John Lundberg: A Poem That Rages Against the Machine

A number of musicians, including Rufus Wainwright, Pete Seeger and Arlo Guthrie, have performed at Occupy Wall Street, and many others, like Katy Perry and Kanye West, have stopped by to show solidarity. But Zack de la Rocha, best known as the frontman for the band Rage Against the Machine, went a different route to express his support for protestors: he decided to write a poem for the movement.

De la Rocha’s poem is both a condemnation and a call to action. It first paints a bleak picture of the state of the country: our factories are “barren,” our schools “boarded,” and our fields are “rotting.” And, in what I read as a scathing portrayal of the so-called 1 percent, “gold dipped vultures pick at what is left.”

De la Rocha also paints a picture of a growing insurrection. Protests spread through the city’s bloodstream, with participants “moving like the shadows/Through the alley ways.” And a buried but still smoldering fury threatens to burn down the “walls of a dying order.” In one of the poem’s best lines, he notes that, together, “All sparks are counted.”

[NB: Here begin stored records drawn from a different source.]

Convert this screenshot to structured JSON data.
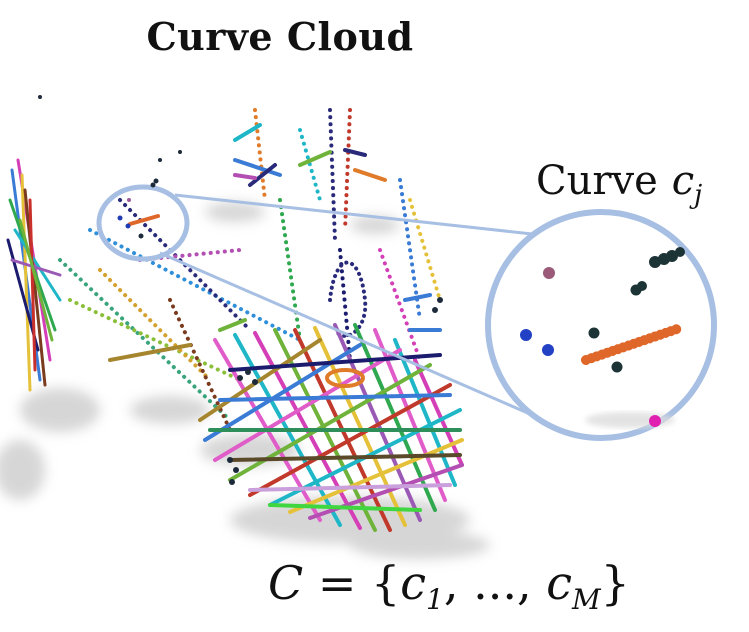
{
  "figure": {
    "title": "Curve Cloud",
    "zoom_label_prefix": "Curve",
    "zoom_label_var": "c",
    "zoom_label_sub": "j",
    "set_expression": {
      "lhs": "C",
      "eq": " = {",
      "c1": "c",
      "c1_sub": "1",
      "sep": ", ..., ",
      "cM": "c",
      "cM_sub": "M",
      "close": "}"
    }
  },
  "colors": {
    "circle_stroke": "#a7bfe3",
    "highlight_curve": "#e0672a",
    "shadow": "#cfcfcf"
  }
}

Fire is often used as a symbol of revolution in poetry. On the surface, it conveys violence, but it also carries a sense of cleansing and rebirth. Hence, de la Rocha’s flame, while unmistakably violent, is also a “bonfire of hope” that will “restore tomorrows meanings.”

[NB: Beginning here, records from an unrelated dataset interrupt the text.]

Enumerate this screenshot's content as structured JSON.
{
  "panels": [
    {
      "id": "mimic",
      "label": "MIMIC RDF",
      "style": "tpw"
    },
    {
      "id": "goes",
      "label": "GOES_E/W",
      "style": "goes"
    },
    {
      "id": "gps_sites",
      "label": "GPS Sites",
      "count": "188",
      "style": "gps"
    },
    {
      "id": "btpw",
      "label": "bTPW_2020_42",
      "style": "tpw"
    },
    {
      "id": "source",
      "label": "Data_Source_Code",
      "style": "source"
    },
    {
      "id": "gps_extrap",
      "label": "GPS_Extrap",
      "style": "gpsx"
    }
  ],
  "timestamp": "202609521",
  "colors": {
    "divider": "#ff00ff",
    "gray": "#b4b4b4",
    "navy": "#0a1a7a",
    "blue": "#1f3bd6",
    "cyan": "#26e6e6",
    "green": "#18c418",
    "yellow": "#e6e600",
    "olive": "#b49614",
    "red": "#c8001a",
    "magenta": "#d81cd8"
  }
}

De la Rocha released the poem with a simple statement: “This poem is dedicated to the Occupy movement whose courage is changing the world. Stay Strong. We are winning.” Here it is in full:

The beginning spills through city veins
Into the arteries
And under powers poison clouds
We move like the shadows
Through the alley ways
Through nightmares bought and sold as dreams 

Through barren factories 

Through boarded schools 

Through rotting fields 

Through the burning doors of the past 

Through imaginations exploding 

To break the curfews in our minds

Our actions awaken dreams of actions multiplied 

A restless fury 

Once buried like burning embers 

Left alone to smolder 

But together stacked under the walls of a dying order 

All sparks are counted 

Calloused hands raised in silence 

Over the bonfire of hope unincorporated 

It’s flame restores tomorrows meaning 

Across the graveyards of hollow promises 

As gold dipped vultures pick at what is left of our denial

And the youngest among us 

Stare at us stoned like eyes determined 

And say 
Death for us may come early
Cause dignity has no price 

At the corner of now and nowhere 

Anywhere 

Everywhere 

Tomorrow is calling 

Tomorrow is calling
Do not be afraid

The poem’s incantatory ending, “Tomorrow is calling/Tomorrow is calling/Do not be afraid,” is both a call for strength and for action. And it’s a little chilling that de la Rocha prefaces this call by noting how the “youngest among us,” standing “at the corner of now and nowhere,” appear ready to give up their lives for the cause, because “dignity has no price.” It’s a powerful bit of verse, but let’s hope those lines don’t prove prophetic.